A tempting and sometimes costly move is rolling an old 401(k) into your current employer's plan to shelter it under this exception. It can work — but only if the plan accepts incoming rollovers and you genuinely keep working there.
Mistakes I see again and again
- Forgetting the old 401(k) at the job you left in 2009. No aggregation across 401(k)s; that account owes its own RMD.
- Using the April 1 first-year extension without running the two-RMDs-in-one-year math.
- Assuming a Roth 401(k) still needs an RMD. Not since 2024 — but confirm your plan applied the change.
- Pulling from an IRA to "cover" a 401(k) RMD. Aggregation doesn't cross that line; the 401(k) is still short.
- Rolling over RMD dollars. They're not rollover-eligible, and doing it can spawn an excess contribution.
- Skipping the QCD while giving cash and itemizing — often the more expensive way to be charitable.
- Using the Uniform Lifetime Table when a much-younger spouse means the Joint Life table (and a smaller RMD) applies.
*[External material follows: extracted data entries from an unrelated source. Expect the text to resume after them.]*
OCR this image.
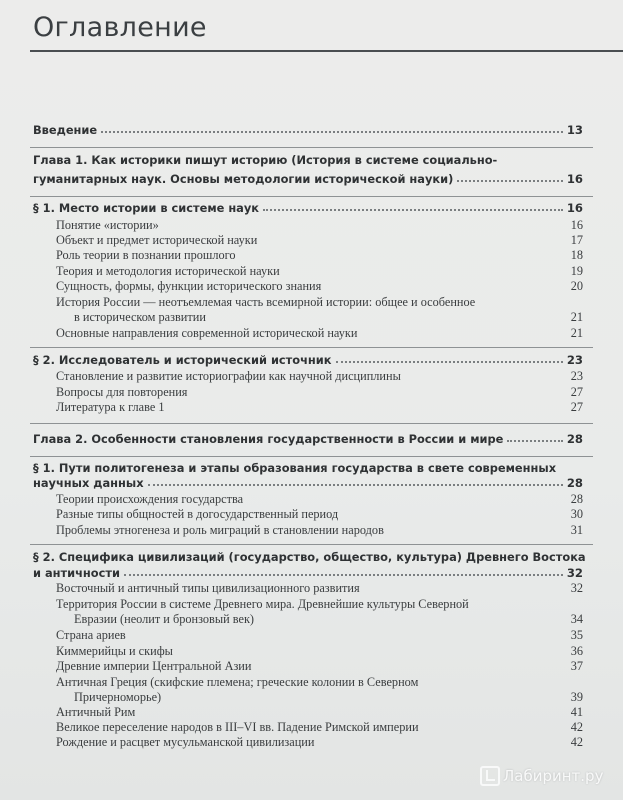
Оглавление
Введение	13
Глава 1. Как историки пишут историю (История в системе социально-
гуманитарных наук. Основы методологии исторической науки)	16
§ 1. Место истории в системе наук	16
Понятие «истории»	16
Объект и предмет исторической науки	17
Роль теории в познании прошлого	18
Теория и методология исторической науки	19
Сущность, формы, функции исторического знания	20
История России — неотъемлемая часть всемирной истории: общее и особенное
в историческом развитии	21
Основные направления современной исторической науки	21
§ 2. Исследователь и исторический источник	23
Становление и развитие историографии как научной дисциплины	23
Вопросы для повторения	27
Литература к главе 1	27
Глава 2. Особенности становления государственности в России и мире	28
§ 1. Пути политогенеза и этапы образования государства в свете современных
научных данных	28
Теории происхождения государства	28
Разные типы общностей в догосударственный период	30
Проблемы этногенеза и роль миграций в становлении народов	31
§ 2. Специфика цивилизаций (государство, общество, культура) Древнего Востока
и античности	32
Восточный и античный типы цивилизационного развития	32
Территория России в системе Древнего мира. Древнейшие культуры Северной
Евразии (неолит и бронзовый век)	34
Страна ариев	35
Киммерийцы и скифы	36
Древние империи Центральной Азии	37
Античная Греция (скифские племена; греческие колонии в Северном
Причерноморье)	39
Античный Рим	41
Великое переселение народов в III–VI вв. Падение Римской империи	42
Рождение и расцвет мусульманской цивилизации	42
Лабиринт.ру
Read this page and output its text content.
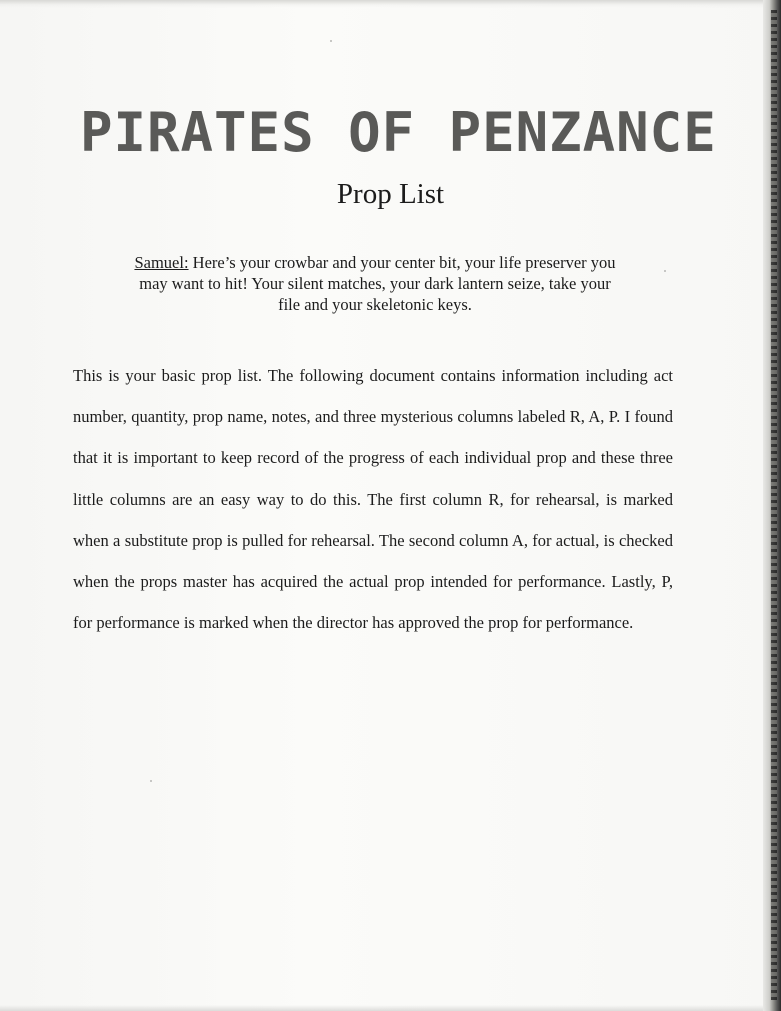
PIRATES OF PENZANCE
Prop List
Samuel: Here’s your crowbar and your center bit, your life preserver you may want to hit! Your silent matches, your dark lantern seize, take your file and your skeletonic keys.
This is your basic prop list. The following document contains information including act number, quantity, prop name, notes, and three mysterious columns labeled R, A, P. I found that it is important to keep record of the progress of each individual prop and these three little columns are an easy way to do this. The first column R, for rehearsal, is marked when a substitute prop is pulled for rehearsal. The second column A, for actual, is checked when the props master has acquired the actual prop intended for performance. Lastly, P, for performance is marked when the director has approved the prop for performance.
Questions people actually ask about RMDs
What age do RMDs start for me?
Birth year decides it. 1951–1959 means a start age of 73; 1960 or later means 75; 1950 or earlier means you're already subject to them. Because SECURE 2.0 changed these and could change them again, confirm the current IRS start age for your birth year rather than relying on an older relative's number.
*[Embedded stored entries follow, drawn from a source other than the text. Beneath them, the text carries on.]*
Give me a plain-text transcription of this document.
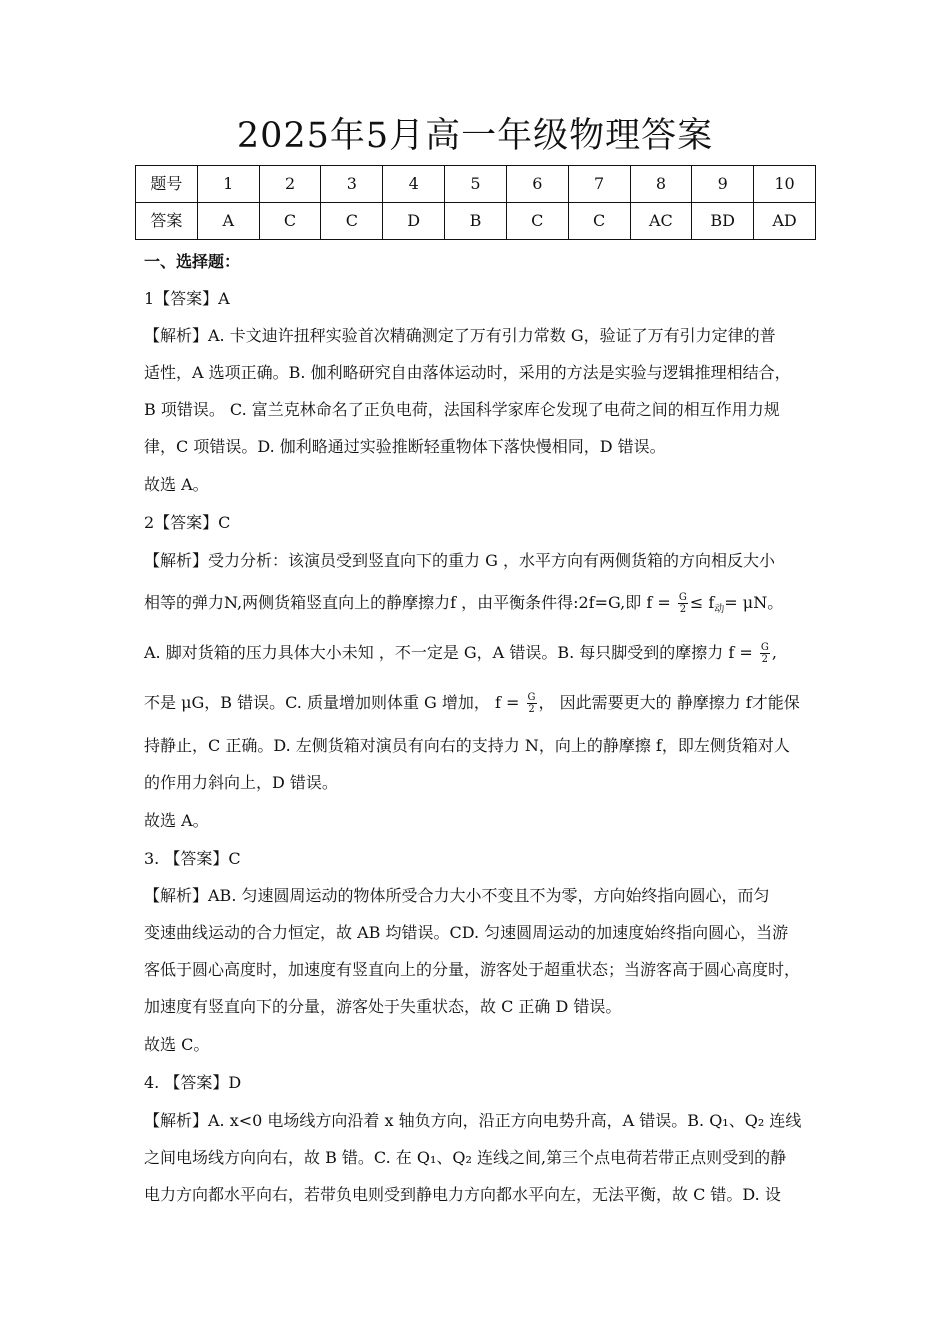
2025年5月高一年级物理答案
题号	1	2	3	4	5	6	7	8	9	10
答案	A	C	C	D	B	C	C	AC	BD	AD
一、选择题：
1【答案】A
【解析】A. 卡文迪许扭秤实验首次精确测定了万有引力常数 G，验证了万有引力定律的普
适性，A 选项正确。B. 伽利略研究自由落体运动时，采用的方法是实验与逻辑推理相结合，
B 项错误。 C. 富兰克林命名了正负电荷，法国科学家库仑发现了电荷之间的相互作用力规
律，C 项错误。D. 伽利略通过实验推断轻重物体下落快慢相同，D 错误。
故选 A。
2【答案】C
【解析】受力分析：该演员受到竖直向下的重力 G ，水平方向有两侧货箱的方向相反大小
相等的弹力N,两侧货箱竖直向上的静摩擦力f ，由平衡条件得:2f=G,即 $f = \frac{G}{2} \le f_动= \mu N$。
A. 脚对货箱的压力具体大小未知 ，不一定是 G，A 错误。B. 每只脚受到的摩擦力 $f = \frac{G}{2}$ ,
不是 μG，B 错误。C. 质量增加则体重 G 增加， $f = \frac{G}{2}$ ， 因此需要更大的 静摩擦力 f才能保
持静止，C 正确。D. 左侧货箱对演员有向右的支持力 N，向上的静摩擦 f，即左侧货箱对人
的作用力斜向上，D 错误。
故选 A。
3. 【答案】C
【解析】AB. 匀速圆周运动的物体所受合力大小不变且不为零，方向始终指向圆心，而匀
变速曲线运动的合力恒定，故 AB 均错误。CD. 匀速圆周运动的加速度始终指向圆心，当游
客低于圆心高度时，加速度有竖直向上的分量，游客处于超重状态；当游客高于圆心高度时，
加速度有竖直向下的分量，游客处于失重状态，故 C 正确 D 错误。
故选 C。
4. 【答案】D
【解析】A. x<0 电场线方向沿着 x 轴负方向，沿正方向电势升高，A 错误。B. Q₁、Q₂ 连线
之间电场线方向向右，故 B 错。C. 在 Q₁、Q₂ 连线之间,第三个点电荷若带正点则受到的静
电力方向都水平向右，若带负电则受到静电力方向都水平向左，无法平衡，故 C 错。D. 设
Do Roth accounts have RMDs?
Roth IRAs never require RMDs during the original owner's lifetime. Roth 401(k)s joined them starting in 2024. Inherited Roth accounts, however, do carry distribution requirements for the beneficiary.
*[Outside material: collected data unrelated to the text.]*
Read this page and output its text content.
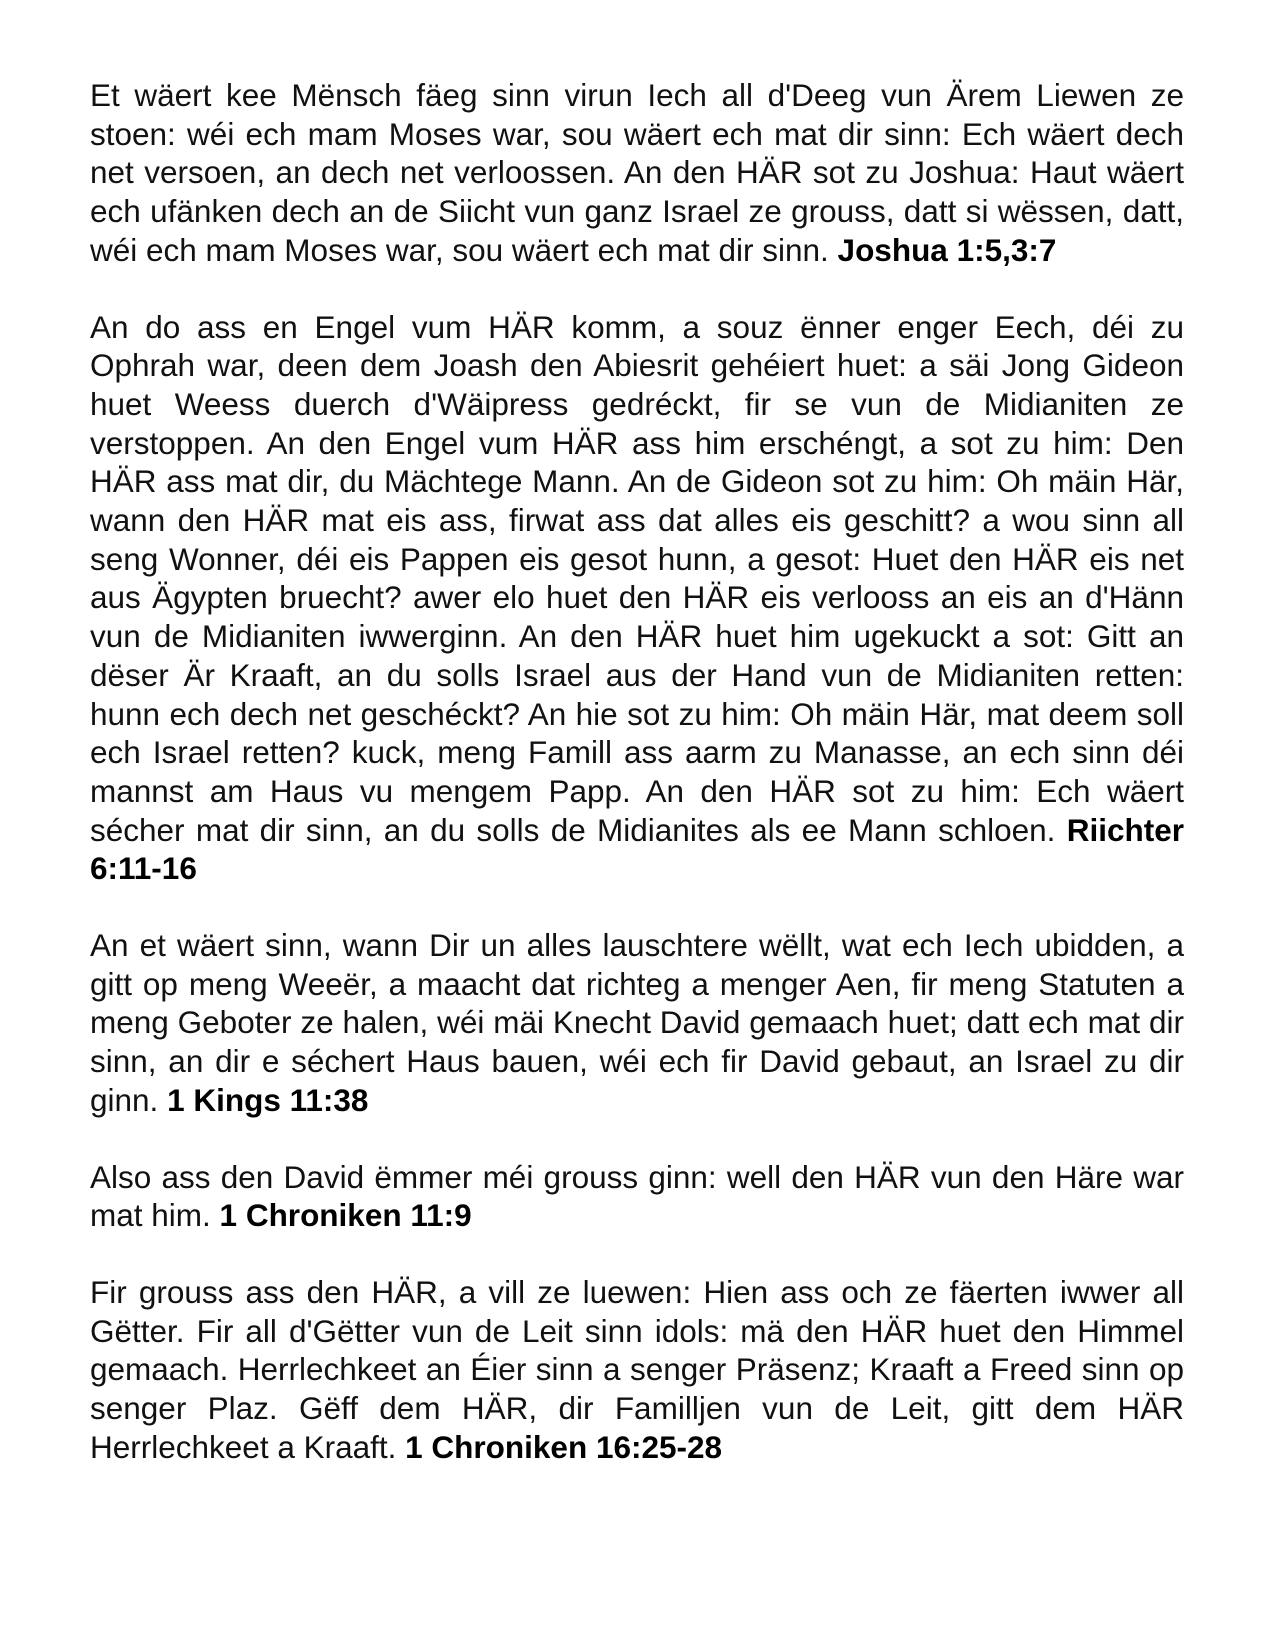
Et wäert kee Mënsch fäeg sinn virun Iech all d'Deeg vun Ärem Liewen ze stoen: wéi ech mam Moses war, sou wäert ech mat dir sinn: Ech wäert dech net versoen, an dech net verloossen. An den HÄR sot zu Joshua: Haut wäert ech ufänken dech an de Siicht vun ganz Israel ze grouss, datt si wëssen, datt, wéi ech mam Moses war, sou wäert ech mat dir sinn. Joshua 1:5,3:7

An do ass en Engel vum HÄR komm, a souz ënner enger Eech, déi zu Ophrah war, deen dem Joash den Abiesrit gehéiert huet: a säi Jong Gideon huet Weess duerch d'Wäipress gedréckt, fir se vun de Midianiten ze verstoppen. An den Engel vum HÄR ass him erschéngt, a sot zu him: Den HÄR ass mat dir, du Mächtege Mann. An de Gideon sot zu him: Oh mäin Här, wann den HÄR mat eis ass, firwat ass dat alles eis geschitt? a wou sinn all seng Wonner, déi eis Pappen eis gesot hunn, a gesot: Huet den HÄR eis net aus Ägypten bruecht? awer elo huet den HÄR eis verlooss an eis an d'Hänn vun de Midianiten iwwerginn. An den HÄR huet him ugekuckt a sot: Gitt an dëser Är Kraaft, an du solls Israel aus der Hand vun de Midianiten retten: hunn ech dech net geschéckt? An hie sot zu him: Oh mäin Här, mat deem soll ech Israel retten? kuck, meng Famill ass aarm zu Manasse, an ech sinn déi mannst am Haus vu mengem Papp. An den HÄR sot zu him: Ech wäert sécher mat dir sinn, an du solls de Midianites als ee Mann schloen. Riichter 6:11-16

An et wäert sinn, wann Dir un alles lauschtere wëllt, wat ech Iech ubidden, a gitt op meng Weeër, a maacht dat richteg a menger Aen, fir meng Statuten a meng Geboter ze halen, wéi mäi Knecht David gemaach huet; datt ech mat dir sinn, an dir e séchert Haus bauen, wéi ech fir David gebaut, an Israel zu dir ginn. 1 Kings 11:38

Also ass den David ëmmer méi grouss ginn: well den HÄR vun den Häre war mat him. 1 Chroniken 11:9

Fir grouss ass den HÄR, a vill ze luewen: Hien ass och ze fäerten iwwer all Gëtter. Fir all d'Gëtter vun de Leit sinn idols: mä den HÄR huet den Himmel gemaach. Herrlechkeet an Éier sinn a senger Präsenz; Kraaft a Freed sinn op senger Plaz. Gëff dem HÄR, dir Familljen vun de Leit, gitt dem HÄR Herrlechkeet a Kraaft. 1 Chroniken 16:25-28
I missed a deadline — now what?
Take the missed amount immediately, file Form 5329, and pay the 25% excise tax (10% if you're inside the SECURE 2.0 correction window). Request a reasonable-cause waiver in the filing; it may be granted, but act as though it won't be.
Can I satisfy several accounts with one withdrawal?
Across traditional IRAs, yes — total the separate calculations and take the sum from any of them. The same pooling works among 403(b)s. It does not work across 401(k)s; each employer plan pays its own.
How is the dollar amount figured?
Prior-year December 31 balance divided by your age's factor from the IRS Uniform Lifetime Table — or the Joint Life table if your sole beneficiary is a spouse more than ten years younger. The RMD Calculator runs that division per account.
Can I keep contributing after RMDs begin?
Yes, with earned income. There's no age cap on IRA contributions while you (or a spouse) have qualifying earned income, and 401(k) contributions continue while you work. Doing both at once is allowed but rarely optimal unless an employer match or a Roth angle justifies it.
Sources
- Internal Revenue Service — retirement plan and RMD rules
- Social Security Administration — benefits and income coordination
- Medicare — Part B and Part D income-related premium surcharges
- Centers for Medicare & Medicaid Services — program administration
- Consumer Financial Protection Bureau — retirement money decisions
The short version
- The penalty for a missed RMD is 25% of the shortfall (10% if corrected promptly) on top of the income tax you still owe — the most avoidable cost in retirement.
- Your start age is 73 (born 1951–1959) or 75 (born 1960+); verify the current IRS age for your birth year.
- The first-year April 1 extension stacks two RMDs into one tax year — usually a bracket and IRMAA mistake.
- The amount is prior-year-end balance ÷ the Uniform Lifetime Table factor, and the required percentage climbs every year even on a flat balance.
- IRAs aggregate; 401(k)s do not — hunt down every old employer plan, and use QCDs if you give to charity.
The figures, ages, and tables in this article are general U.S. educational information current as of 2025, not personalized tax, legal, or financial advice. These rules are revised regularly — check the current numbers with the IRS or your own advisor before you act on anything here.